After a bad night, caffeine is usually the salvation. We entrust ourselves to it so that we can end the day with the assurance that we will not fall asleep. However, consuming it to avoid falling asleep only helps to complete simple tasks. The most complex ones you will continue to do wrong.

This is what a study by researchers at the University of Michigan Sleep and Learning Laboratory reveals. Led by psychology professor Kimberly Fenn, the team evaluated caffeine’s effectiveness in counteracting the negative effects on the cognitive process of not having slept.

They asked 275 people to complete a simple task in which they had to pay attention and a more challenging “placekeeping” task which they had to complete in a specific order without repeating or skipping.

We found that sleep deprivation impaired performance on both types of tasks and that having caffeine helped people successfully achieve the easier task.

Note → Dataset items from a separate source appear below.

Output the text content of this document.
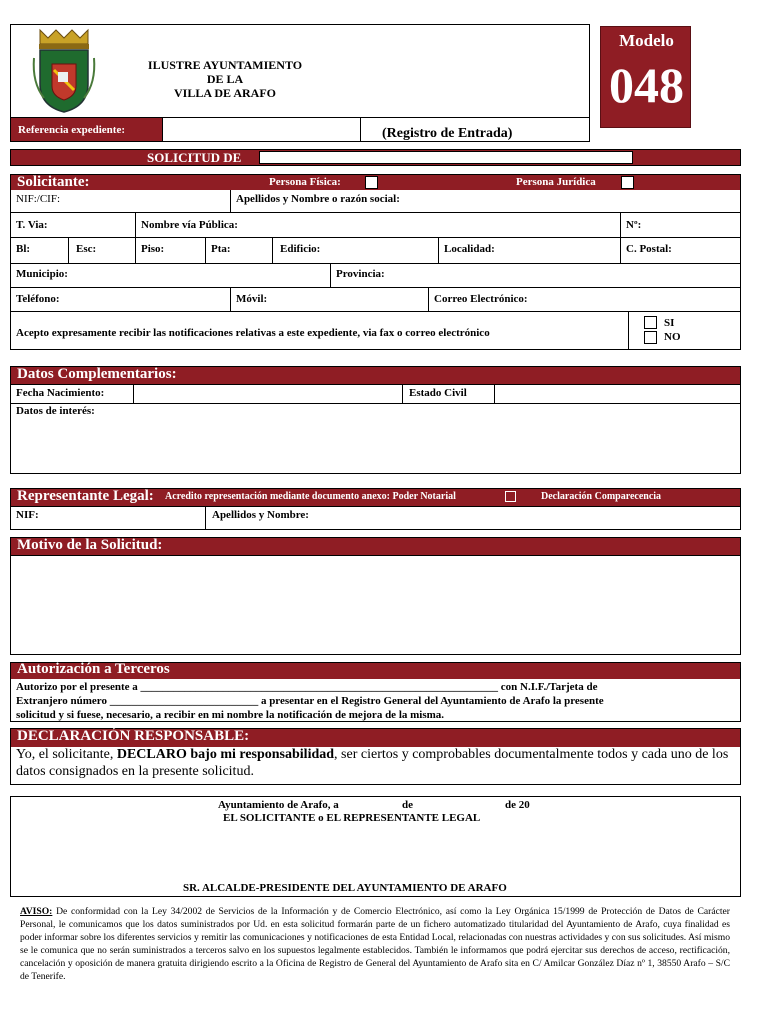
Referencia expediente:	(Registro de Entrada)
ILUSTRE AYUNTAMIENTO
DE LA
VILLA DE ARAFO
Modelo
048
SOLICITUD DE
Solicitante:	Persona Física:	Persona Jurídica
NIF:/CIF:	Apellidos y Nombre o razón social:
T. Via:	Nombre vía Pública:	Nº:
Bl:	Esc:	Piso:	Pta:	Edificio:	Localidad:	C. Postal:
Municipio:	Provincia:
Teléfono:	Móvil:	Correo Electrónico:
Acepto expresamente recibir las notificaciones relativas a este expediente, via fax o correo electrónico
SI
NO
Datos Complementarios:
Fecha Nacimiento:	Estado Civil
Datos de interés:
Representante Legal: Acredito representación mediante documento anexo: Poder Notarial	Declaración Comparecencia
NIF:	Apellidos y Nombre:
Motivo de la Solicitud:
Autorización a Terceros
Autorizo por el presente a _________________________________________________________________ con N.I.F./Tarjeta de
Extranjero número ___________________________ a presentar en el Registro General del Ayuntamiento de Arafo la presente
solicitud y si fuese, necesario, a recibir en mi nombre la notificación de mejora de la misma.
DECLARACIÓN RESPONSABLE:
Yo, el solicitante, DECLARO bajo mi responsabilidad, ser ciertos y comprobables documentalmente todos y cada uno de los datos consignados en la presente solicitud.
Ayuntamiento de Arafo, a	de	de 20
EL SOLICITANTE o EL REPRESENTANTE LEGAL
SR. ALCALDE-PRESIDENTE DEL AYUNTAMIENTO DE ARAFO
AVISO: De conformidad con la Ley 34/2002 de Servicios de la Información y de Comercio Electrónico, así como la Ley Orgánica 15/1999 de Protección de Datos de Carácter Personal, le comunicamos que los datos suministrados por Ud. en esta solicitud formarán parte de un fichero automatizado titularidad del Ayuntamiento de Arafo, cuya finalidad es poder informar sobre los diferentes servicios y remitir las comunicaciones y notificaciones de esta Entidad Local, relacionadas con nuestras actividades y con sus solicitudes. Así mismo se le comunica que no serán suministrados a terceros salvo en los supuestos legalmente establecidos. También le informamos que podrá ejercitar sus derechos de acceso, rectificación, cancelación y oposición de manera gratuita dirigiendo escrito a la Oficina de Registro de General del Ayuntamiento de Arafo sita en C/ Amilcar González Díaz nº 1, 38550 Arafo – S/C de Tenerife.
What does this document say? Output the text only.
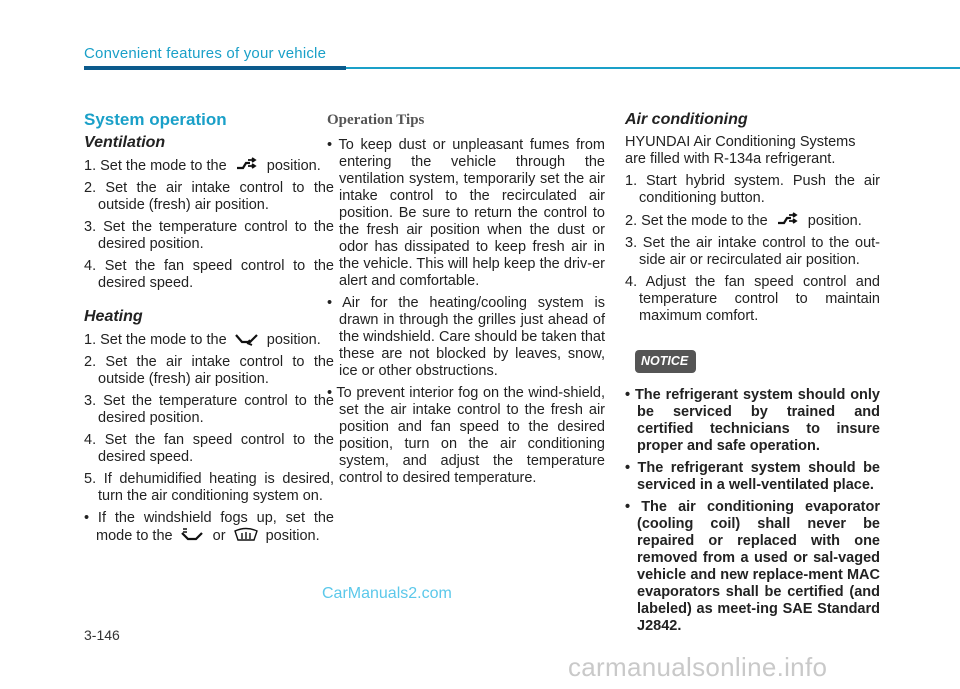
Convenient features of your vehicle
System operation
Ventilation

1. Set the mode to the	position.

2. Set the air intake control to the outside (fresh) air position.

3. Set the temperature control to the desired position.

4. Set the fan speed control to the desired speed.

Heating

1. Set the mode to the	position.

2. Set the air intake control to the outside (fresh) air position.

3. Set the temperature control to the desired position.

4. Set the fan speed control to the desired speed.

5. If dehumidified heating is desired, turn the air conditioning system on.

• If the windshield fogs up, set the mode to the	or	position.

Operation Tips

• To keep dust or unpleasant fumes from entering the vehicle through the ventilation system, temporarily set the air intake control to the recirculated air position. Be sure to return the control to the fresh air position when the dust or odor has dissipated to keep fresh air in the vehicle. This will help keep the driv-er alert and comfortable.

• Air for the heating/cooling system is drawn in through the grilles just ahead of the windshield. Care should be taken that these are not blocked by leaves, snow, ice or other obstructions.

• To prevent interior fog on the wind-shield, set the air intake control to the fresh air position and fan speed to the desired position, turn on the air conditioning system, and adjust the temperature control to desired temperature.

Air conditioning

HYUNDAI Air Conditioning Systems are filled with R-134a refrigerant.

1. Start hybrid system. Push the air conditioning button.

2. Set the mode to the	position.

3. Set the air intake control to the out-side air or recirculated air position.

4. Adjust the fan speed control and temperature control to maintain maximum comfort.

NOTICE

• The refrigerant system should only be serviced by trained and certified technicians to insure proper and safe operation.

• The refrigerant system should be serviced in a well-ventilated place.

• The air conditioning evaporator (cooling coil) shall never be repaired or replaced with one removed from a used or sal-vaged vehicle and new replace-ment MAC evaporators shall be certified (and labeled) as meet-ing SAE Standard J2842.

CarManuals2.com
3-146
carmanualsonline.info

However, it had little effect on performance on the placekeeping task for most participants.

reveals Fenn.

So caffeine can improve the ability to stay awake and to complete depending on what tasks, but it will not prevent “procedural errors that can cause things like medical mistakes and car accidents,” adds the psychologist. 

Also, the constant lack of sleep alters the mood and damages the immune system, remember. 

Caffeine reduces drowsiness, but “it absolutely does not replace a full night of sleep.” And she cautions against those who believe that by drinking caffeine they can perform complex tasks.

Your “performance on higher-level tasks will likely still be impaired. This is one of the reasons why sleep deprivation can be so dangerous,” Fenn explains.

The psychologist mentions “surgeons, pilots and police officers” who, if they do not get enough sleep, will not be able to compensate for their poor performance during complex tasks. 

In this sense, the findings of her team “underscore the importance of prioritizing sleep,” she insists.